Research is increasingly finding that sleep is as important as nutrition and exercise to our daily health. In fact, it could be the most important of all. Humans, like all animals, must sleep. Sleep is a time when our brain consolidates memories, processes psychological stressors, rejuvenates cells, repairs tissues and the entire body rests to prepare for the activity of the next day.
Depending on age, adults require six to eight hours of sleep each night. Getting less than that can cause sleep deprivation that negatively affects our ability to function the next day. Prolonged sleep deprivation leads to a breakdown in bodily and cognitive functions. As we age, the effects of chronic sleep deprivation compound and cause a host of issues.
Many studies have linked insufficient sleep with weight gain. Even babies that sleep poorly are more likely to develop obesity in later childhood.
The body requires deep sleep to control blood sugars. Sleeping fewer than five hours nightly is associated with Type 2 diabetes, which can be reversed simply by increasing nightly sleep.
High Blood Pressure and Heart Disease
There is growing evidence of a causal connection between insufficient sleep and a host of heart issues, including stroke and coronary artery disease.
Our immune systems need to recharge nightly for the daily fight against invaders, so it is no surprise that a lack of sleep reduces the body’s ability to fend off infections. In one recent study, individuals who regularly received long, restful sleep were three times less likely to come down with the common cold than those who had just a little less sleep.
Chronic sleep deprivation results in an overall reduction in physical health.
Because sleep helps us feel better physically and process the stresses of ordinary life, going without restorative slumber can have serious negative effects over the long run. People with insomnia are five times more likely to suffer depression, which can interfere with sleep in a vicious cycle. Depression is often treated by addressing sleep issues.
Many famous accidents — Three Mile Island nuclear meltdown, Exxon Valdez oil spill, numerous medical mistakes — are at least partly attributed to sleep deprivation in the individuals responsible. Because sleep helps our brains categorize and store information, learning and remembering depend on restful sleep.

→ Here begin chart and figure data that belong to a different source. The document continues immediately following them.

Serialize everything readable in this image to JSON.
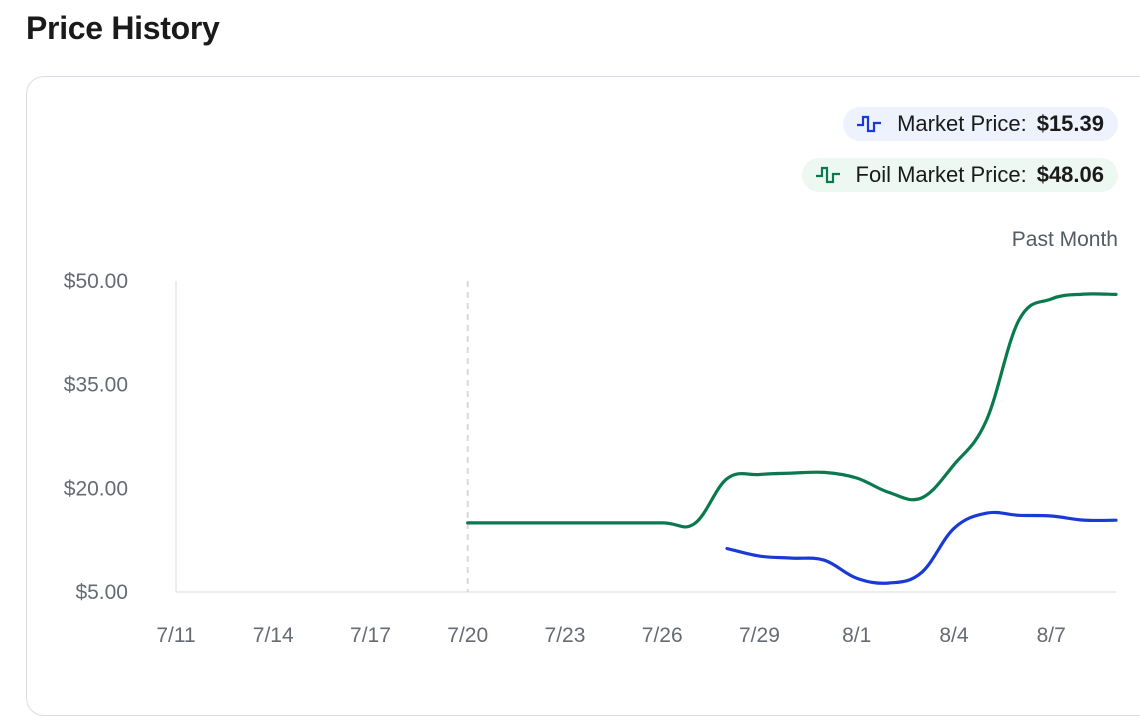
{
  "page": {
    "title": "Price History"
  },
  "legend": {
    "market": {
      "label": "Market Price:",
      "value": "$15.39",
      "icon": "step-line-icon",
      "color": "#1a3ad6"
    },
    "foil": {
      "label": "Foil Market Price:",
      "value": "$48.06",
      "icon": "step-line-icon",
      "color": "#0a7a4e"
    }
  },
  "range_label": "Past Month",
  "chart_data": {
    "type": "line",
    "title": "",
    "xlabel": "",
    "ylabel": "",
    "x_ticks": [
      "7/11",
      "7/14",
      "7/17",
      "7/20",
      "7/23",
      "7/26",
      "7/29",
      "8/1",
      "8/4",
      "8/7"
    ],
    "y_ticks": [
      "$5.00",
      "$20.00",
      "$35.00",
      "$50.00"
    ],
    "ylim": [
      5,
      50
    ],
    "xlim": [
      "7/11",
      "8/9"
    ],
    "marker_date": "7/20",
    "grid": false,
    "series": [
      {
        "name": "Foil Market Price",
        "color": "#0a7a4e",
        "points": [
          [
            "7/20",
            15.0
          ],
          [
            "7/22",
            15.0
          ],
          [
            "7/24",
            15.0
          ],
          [
            "7/26",
            15.0
          ],
          [
            "7/27",
            14.9
          ],
          [
            "7/28",
            21.4
          ],
          [
            "7/29",
            22.0
          ],
          [
            "7/30",
            22.2
          ],
          [
            "7/31",
            22.3
          ],
          [
            "8/1",
            21.5
          ],
          [
            "8/2",
            19.4
          ],
          [
            "8/3",
            18.6
          ],
          [
            "8/4",
            23.4
          ],
          [
            "8/5",
            29.8
          ],
          [
            "8/6",
            44.3
          ],
          [
            "8/7",
            47.4
          ],
          [
            "8/8",
            48.1
          ],
          [
            "8/9",
            48.06
          ]
        ]
      },
      {
        "name": "Market Price",
        "color": "#1a3ad6",
        "points": [
          [
            "7/28",
            11.3
          ],
          [
            "7/29",
            10.2
          ],
          [
            "7/30",
            9.9
          ],
          [
            "7/31",
            9.6
          ],
          [
            "8/1",
            7.0
          ],
          [
            "8/2",
            6.3
          ],
          [
            "8/3",
            7.8
          ],
          [
            "8/4",
            14.2
          ],
          [
            "8/5",
            16.4
          ],
          [
            "8/6",
            16.1
          ],
          [
            "8/7",
            16.0
          ],
          [
            "8/8",
            15.4
          ],
          [
            "8/9",
            15.39
          ]
        ]
      }
    ]
  }
}
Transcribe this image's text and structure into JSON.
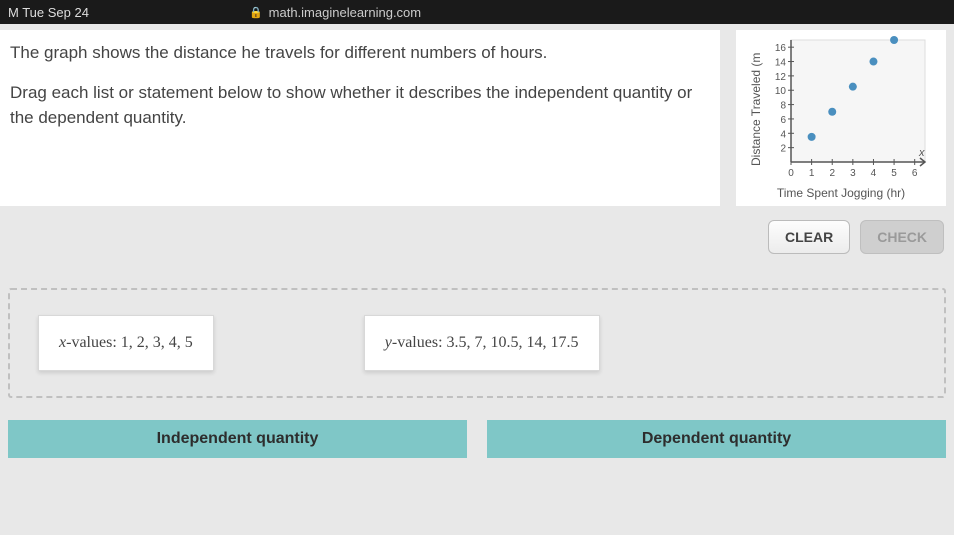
{
  "menubar": {
    "datetime": "M  Tue Sep 24",
    "url": "math.imaginelearning.com"
  },
  "question": {
    "line1": "The graph shows the distance he travels for different numbers of hours.",
    "line2": "Drag each list or statement below to show whether it describes the independent quantity or the dependent quantity."
  },
  "chart": {
    "type": "scatter",
    "y_label": "Distance Traveled (m",
    "x_label": "Time Spent Jogging (hr)",
    "x_ticks": [
      0,
      1,
      2,
      3,
      4,
      5,
      6
    ],
    "y_ticks": [
      2,
      4,
      6,
      8,
      10,
      12,
      14,
      16
    ],
    "xlim": [
      0,
      6.5
    ],
    "ylim": [
      0,
      17
    ],
    "points": [
      [
        1,
        3.5
      ],
      [
        2,
        7
      ],
      [
        3,
        10.5
      ],
      [
        4,
        14
      ],
      [
        5,
        17.5
      ]
    ],
    "point_color": "#4a8fbf",
    "axis_color": "#555555",
    "grid_color": "#dddddd",
    "background": "#f6f6f6",
    "x_var_label": "x"
  },
  "buttons": {
    "clear": "CLEAR",
    "check": "CHECK"
  },
  "chips": {
    "x_prefix": "x",
    "x_rest": "-values: 1, 2, 3, 4, 5",
    "y_prefix": "y",
    "y_rest": "-values: 3.5, 7, 10.5, 14, 17.5"
  },
  "targets": {
    "independent": "Independent quantity",
    "dependent": "Dependent quantity"
  }
}
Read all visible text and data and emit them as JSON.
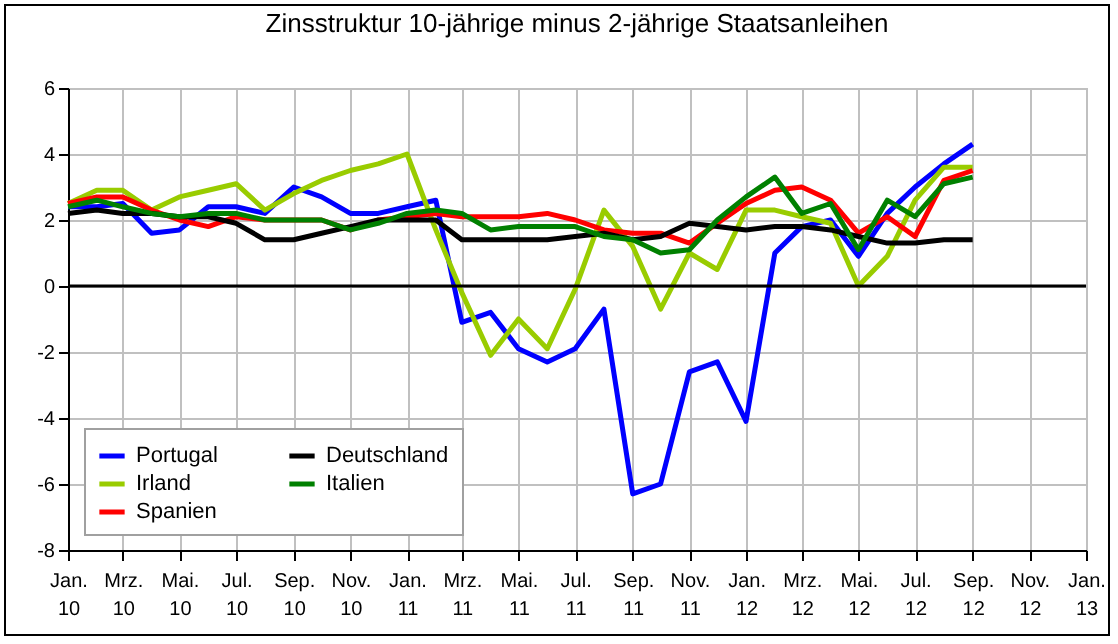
{
  "chart_data": {
    "type": "line",
    "title": "Zinsstruktur 10-jährige minus 2-jährige Staatsanleihen",
    "x": [
      "2010-01",
      "2010-02",
      "2010-03",
      "2010-04",
      "2010-05",
      "2010-06",
      "2010-07",
      "2010-08",
      "2010-09",
      "2010-10",
      "2010-11",
      "2010-12",
      "2011-01",
      "2011-02",
      "2011-03",
      "2011-04",
      "2011-05",
      "2011-06",
      "2011-07",
      "2011-08",
      "2011-09",
      "2011-10",
      "2011-11",
      "2011-12",
      "2012-01",
      "2012-02",
      "2012-03",
      "2012-04",
      "2012-05",
      "2012-06",
      "2012-07",
      "2012-08",
      "2012-09"
    ],
    "series": [
      {
        "name": "Portugal",
        "color": "#0000ff",
        "values": [
          2.4,
          2.4,
          2.5,
          1.6,
          1.7,
          2.4,
          2.4,
          2.2,
          3.0,
          2.7,
          2.2,
          2.2,
          2.4,
          2.6,
          -1.1,
          -0.8,
          -1.9,
          -2.3,
          -1.9,
          -0.7,
          -6.3,
          -6.0,
          -2.6,
          -2.3,
          -4.1,
          1.0,
          1.8,
          2.0,
          0.9,
          2.2,
          3.0,
          3.7,
          4.3
        ]
      },
      {
        "name": "Irland",
        "color": "#99cc00",
        "values": [
          2.5,
          2.9,
          2.9,
          2.3,
          2.7,
          2.9,
          3.1,
          2.3,
          2.8,
          3.2,
          3.5,
          3.7,
          4.0,
          1.7,
          -0.2,
          -2.1,
          -1.0,
          -1.9,
          -0.1,
          2.3,
          1.2,
          -0.7,
          1.0,
          0.5,
          2.3,
          2.3,
          2.1,
          1.9,
          0.0,
          0.9,
          2.6,
          3.6,
          3.6
        ]
      },
      {
        "name": "Spanien",
        "color": "#ff0000",
        "values": [
          2.5,
          2.7,
          2.7,
          2.3,
          2.0,
          1.8,
          2.1,
          2.0,
          2.0,
          2.0,
          1.7,
          2.0,
          2.1,
          2.2,
          2.1,
          2.1,
          2.1,
          2.2,
          2.0,
          1.7,
          1.6,
          1.6,
          1.3,
          1.9,
          2.5,
          2.9,
          3.0,
          2.6,
          1.6,
          2.1,
          1.5,
          3.2,
          3.5
        ]
      },
      {
        "name": "Deutschland",
        "color": "#000000",
        "values": [
          2.2,
          2.3,
          2.2,
          2.2,
          2.1,
          2.1,
          1.9,
          1.4,
          1.4,
          1.6,
          1.8,
          2.0,
          2.0,
          2.0,
          1.4,
          1.4,
          1.4,
          1.4,
          1.5,
          1.6,
          1.4,
          1.5,
          1.9,
          1.8,
          1.7,
          1.8,
          1.8,
          1.7,
          1.5,
          1.3,
          1.3,
          1.4,
          1.4
        ]
      },
      {
        "name": "Italien",
        "color": "#008000",
        "values": [
          2.4,
          2.6,
          2.4,
          2.2,
          2.1,
          2.2,
          2.2,
          2.0,
          2.0,
          2.0,
          1.7,
          1.9,
          2.2,
          2.3,
          2.2,
          1.7,
          1.8,
          1.8,
          1.8,
          1.5,
          1.4,
          1.0,
          1.1,
          2.0,
          2.7,
          3.3,
          2.2,
          2.5,
          1.1,
          2.6,
          2.1,
          3.1,
          3.3
        ]
      }
    ],
    "xlim": [
      "2010-01",
      "2013-01"
    ],
    "xticks": [
      {
        "value": "2010-01",
        "label": "Jan. 10"
      },
      {
        "value": "2010-03",
        "label": "Mrz. 10"
      },
      {
        "value": "2010-05",
        "label": "Mai. 10"
      },
      {
        "value": "2010-07",
        "label": "Jul. 10"
      },
      {
        "value": "2010-09",
        "label": "Sep. 10"
      },
      {
        "value": "2010-11",
        "label": "Nov. 10"
      },
      {
        "value": "2011-01",
        "label": "Jan. 11"
      },
      {
        "value": "2011-03",
        "label": "Mrz. 11"
      },
      {
        "value": "2011-05",
        "label": "Mai. 11"
      },
      {
        "value": "2011-07",
        "label": "Jul. 11"
      },
      {
        "value": "2011-09",
        "label": "Sep. 11"
      },
      {
        "value": "2011-11",
        "label": "Nov. 11"
      },
      {
        "value": "2012-01",
        "label": "Jan. 12"
      },
      {
        "value": "2012-03",
        "label": "Mrz. 12"
      },
      {
        "value": "2012-05",
        "label": "Mai. 12"
      },
      {
        "value": "2012-07",
        "label": "Jul. 12"
      },
      {
        "value": "2012-09",
        "label": "Sep. 12"
      },
      {
        "value": "2012-11",
        "label": "Nov. 12"
      },
      {
        "value": "2013-01",
        "label": "Jan. 13"
      }
    ],
    "ylim": [
      -8,
      6
    ],
    "yticks": [
      -8,
      -6,
      -4,
      -2,
      0,
      2,
      4,
      6
    ],
    "ref_lines": [
      {
        "axis": "y",
        "value": 0,
        "color": "#000000"
      }
    ],
    "grid": true,
    "legend": "bottom left",
    "line_style": "solid"
  }
}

A Litany of Other Health Issues
Lacking sleep, our bodies release the stress hormone cortisol, which ages our skin. You’re most familiar with that in the form of bags under the eyes. Sleep deprivation also interferes with our sex drive, which is already declining as we age.
Length of Life
Multiple studies show that people who sleep an average of five hours or fewer die 10-12 years earlier than those who get the recommended minimum of six hours.
Most of these issues add up over our time, causing the chronically sleep-impaired among us to look and feel old earlier in life. Much of the physical and mental breakdown we experience as seniors comes from a lifetime of trading sleep for an extra hour of activity.